Le choix de la folie, poème à dire et à crier, Alain Marc (par Murielle Compère-Demarcy)
Le choix de la folie, poème à dire et à crier, Alain Marc, Z4 Editions - Éditions Douro
Ecrivain(s): Alain Marc Edition: Editions Douro
Dans son intitulé même, Le choix de la folie engage une position décisive : la folie n’y est pas subie, mais assumée, presque revendiquée comme un acte de libre arbitre. Deuxième mouvement du vaste ensemble Le Grand Cycle de la vie ou l’odyssée humaine, ce poème s’inscrit dans une architecture monumentale — quatorze sections déployées sur des milliers de pages — où l’écriture excède largement le livre pour devenir expérience totale. Pensé pour la voix, accompagné d’enregistrements sonores et prolongé sur scène par un dispositif visuel (notamment avec les œuvres du peintre Lawrence), le texte affirme d’emblée sa dimension performative : il est fait pour être dit, crié, murmuré, traversé.
Au cœur de cette entreprise, il y a une nécessité : arracher la parole à l’étouffement. Le poème déploie une existence prise dans « l’aire d’une cage », métaphore d’un enfermement psychique et existentiel dont l’écriture tenterait de briser les barreaux. Le souffle y est menacé, entravé par les débris du deuil, de l’échec ou de la dépression — états qui surgissent parfois « sans aucune cause apparente », comme des effondrements sans origine assignable.
Mais Alain Marc suggère que la dépression n’est peut-être rien d’autre que l’épuisement des possibles, le moment où les solutions cessent d’apparaître.
Dès lors, le poème devient un geste de survie. Lorsque « l’idée fixe » s’emballe et que la rumination s’impose comme un réflexe, il s’agit de rompre le cercle, de trouver une issue. Cette issue passe ici par le cri. Un cri pris « à pleine gorge », qui ne relève pas de l’expression spontanée mais d’une élaboration poétique, d’une montée en puissance du langage jusqu’à son point de rupture. À cet égard, l’écriture d’Alain Marc rejoint, par son intensité et sa radicalité, l’héritage d’Antonin Artaud : même volonté de faire du verbe une force agissante, capable de traverser le corps et de mettre en jeu les limites de la conscience.
Ce cri n’est pas sans horizon. Il s’inscrit dans une dynamique de franchissement, figurée par l’image d’une odyssée toujours possible « au-delà de Charybde et Scylla ». Le texte convoque ainsi une mythologie du passage : il faut avancer, tenir la barre, s’arracher aux pesanteurs pour gagner le large.
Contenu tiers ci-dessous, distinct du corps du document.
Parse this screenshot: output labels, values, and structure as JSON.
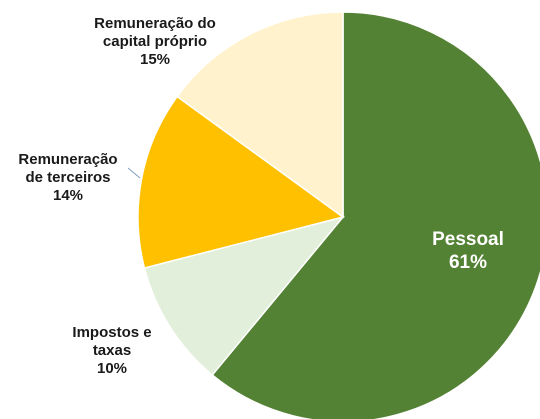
{
  "chart_data": {
    "type": "pie",
    "categories": [
      "Pessoal",
      "Impostos e taxas",
      "Remuneração de terceiros",
      "Remuneração do capital próprio"
    ],
    "values": [
      61,
      10,
      14,
      15
    ],
    "value_labels": [
      "61%",
      "10%",
      "14%",
      "15%"
    ],
    "colors": [
      "#548235",
      "#e2efda",
      "#ffc000",
      "#fff2cc"
    ]
  }
}
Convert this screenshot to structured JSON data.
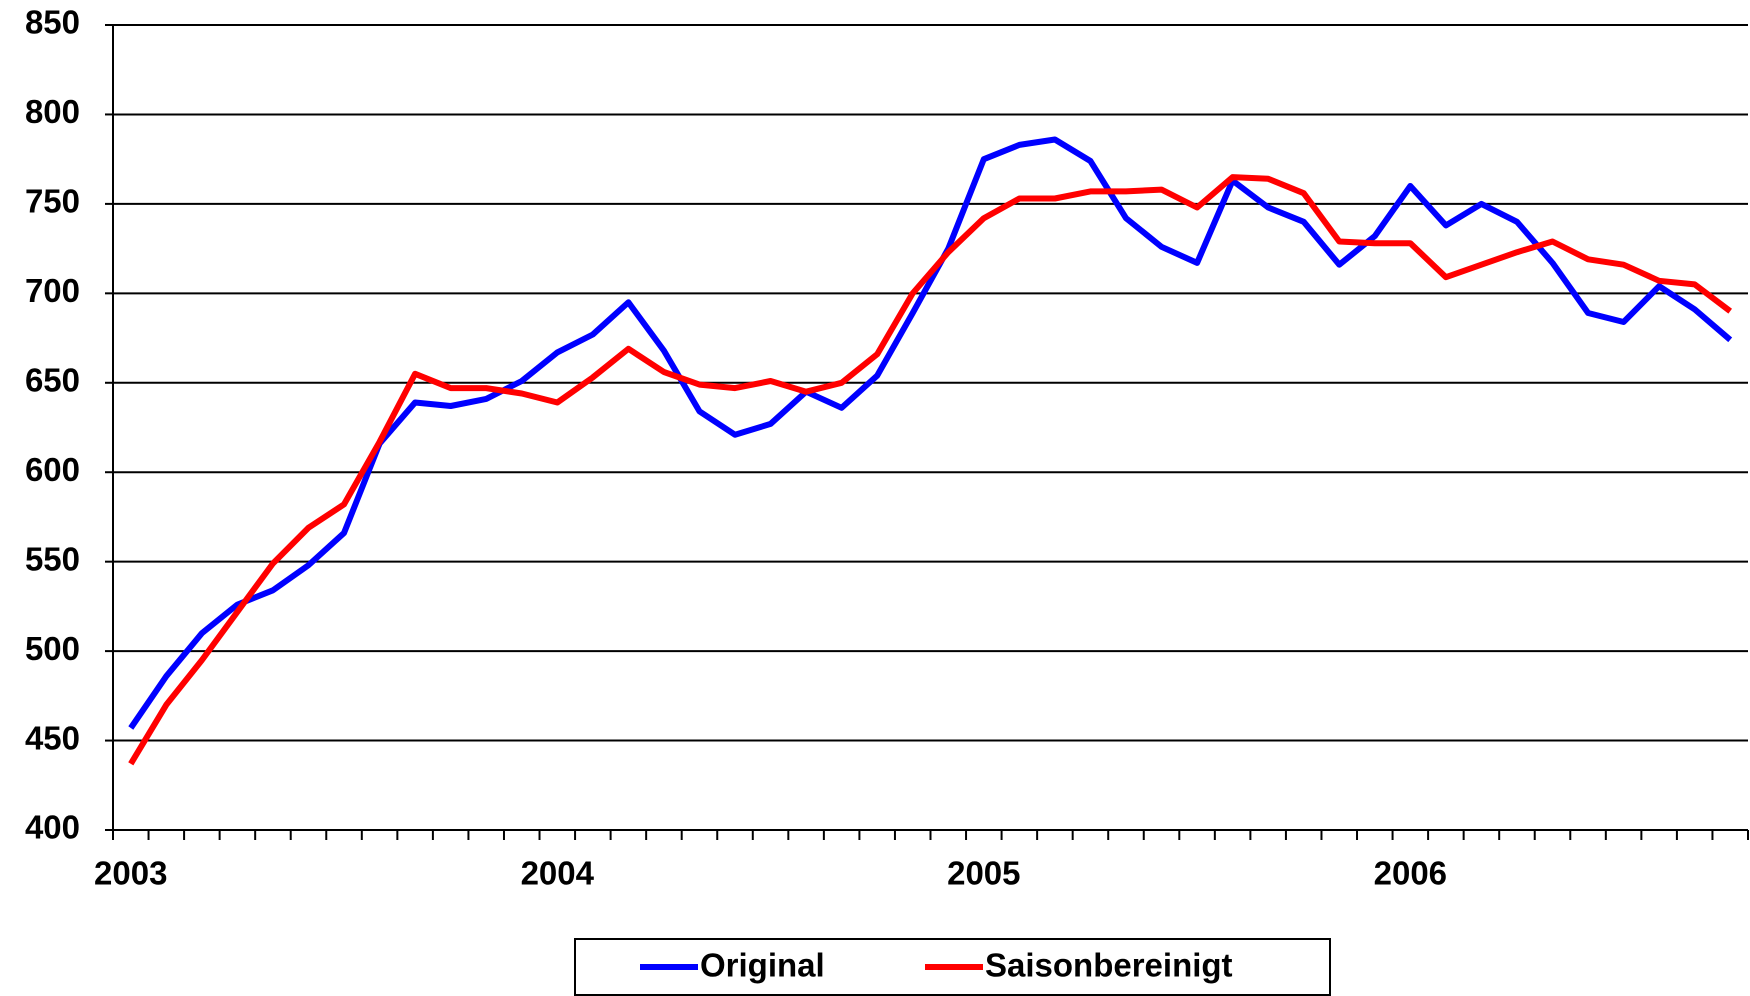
{
  "chart_data": {
    "type": "line",
    "categories": [
      "2003",
      null,
      null,
      null,
      null,
      null,
      null,
      null,
      null,
      null,
      null,
      null,
      "2004",
      null,
      null,
      null,
      null,
      null,
      null,
      null,
      null,
      null,
      null,
      null,
      "2005",
      null,
      null,
      null,
      null,
      null,
      null,
      null,
      null,
      null,
      null,
      null,
      "2006",
      null,
      null,
      null,
      null,
      null,
      null,
      null,
      null,
      null
    ],
    "series": [
      {
        "name": "Original",
        "color": "#0000ff",
        "values": [
          457,
          486,
          510,
          526,
          534,
          548,
          566,
          616,
          639,
          637,
          641,
          651,
          667,
          677,
          695,
          668,
          634,
          621,
          627,
          645,
          636,
          654,
          689,
          725,
          775,
          783,
          786,
          774,
          742,
          726,
          717,
          763,
          748,
          740,
          716,
          732,
          760,
          738,
          750,
          740,
          717,
          689,
          684,
          704,
          691,
          674
        ]
      },
      {
        "name": "Saisonbereinigt",
        "color": "#ff0000",
        "values": [
          437,
          470,
          495,
          522,
          549,
          569,
          582,
          617,
          655,
          647,
          647,
          644,
          639,
          653,
          669,
          656,
          649,
          647,
          651,
          645,
          650,
          666,
          700,
          723,
          742,
          753,
          753,
          757,
          757,
          758,
          748,
          765,
          764,
          756,
          729,
          728,
          728,
          709,
          716,
          723,
          729,
          719,
          716,
          707,
          705,
          690
        ]
      }
    ],
    "ylim": [
      400,
      850
    ],
    "yticks": [
      400,
      450,
      500,
      550,
      600,
      650,
      700,
      750,
      800,
      850
    ],
    "grid": true,
    "legend": "bottom"
  }
}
La poésie devient alors navigation, tentative de relier des îles — autrement dit des êtres — au sein d’un archipel fragile mais persistant. Écrire, c’est se purger, certes, mais aussi transmettre : faire de sa propre expérience une ressource pour autrui, affirmer une forme d’utilité existentielle au cœur même de la vulnérabilité.
Car le poème n’ignore rien de la blessure. « Blessé(e) à vie » : la formule revient comme un constat sans appel, marquant une condition partagée. Pourtant, cette blessure n’est pas seulement lieu de chute ; elle peut devenir matière de transformation. Les larmes accumulées, les silences traversés, nourrissent un imaginaire de fertilité — comme si le sel du chagrin pouvait engendrer de nouveaux paysages, à la fois rêvés et ancrés dans le réel.
Reste la question de la peur. Peur de soi, peur de la violence, peur surtout de cette folie que la société rejette et stigmatise. Alain Marc ne l’élude pas : il en fait au contraire un point de tension majeur. Mais loin d’enfermer le sujet dans une marginalité définitive, il ouvre la possibilité d’une guérison entendue non comme retour à la norme, mais comme reconquête d’une voix. Faire entendre cette voix — fût-elle brisée, excessive ou dérangeante — devient un impératif.
Ainsi, Le choix de la folie apparaît comme un espace extrême, où l’écriture et l’existence se confondent dans une même épreuve. Poésie de la limite, de l’exposition et du vertige, le texte ne promet aucun apaisement durable. On n’en sort pas indemne, pas plus qu’on ne « sort » véritablement de la folie. Mais dans ce mouvement de retour incessant, quelque chose persiste : la possibilité de dire, encore, et de transformer le cri en forme.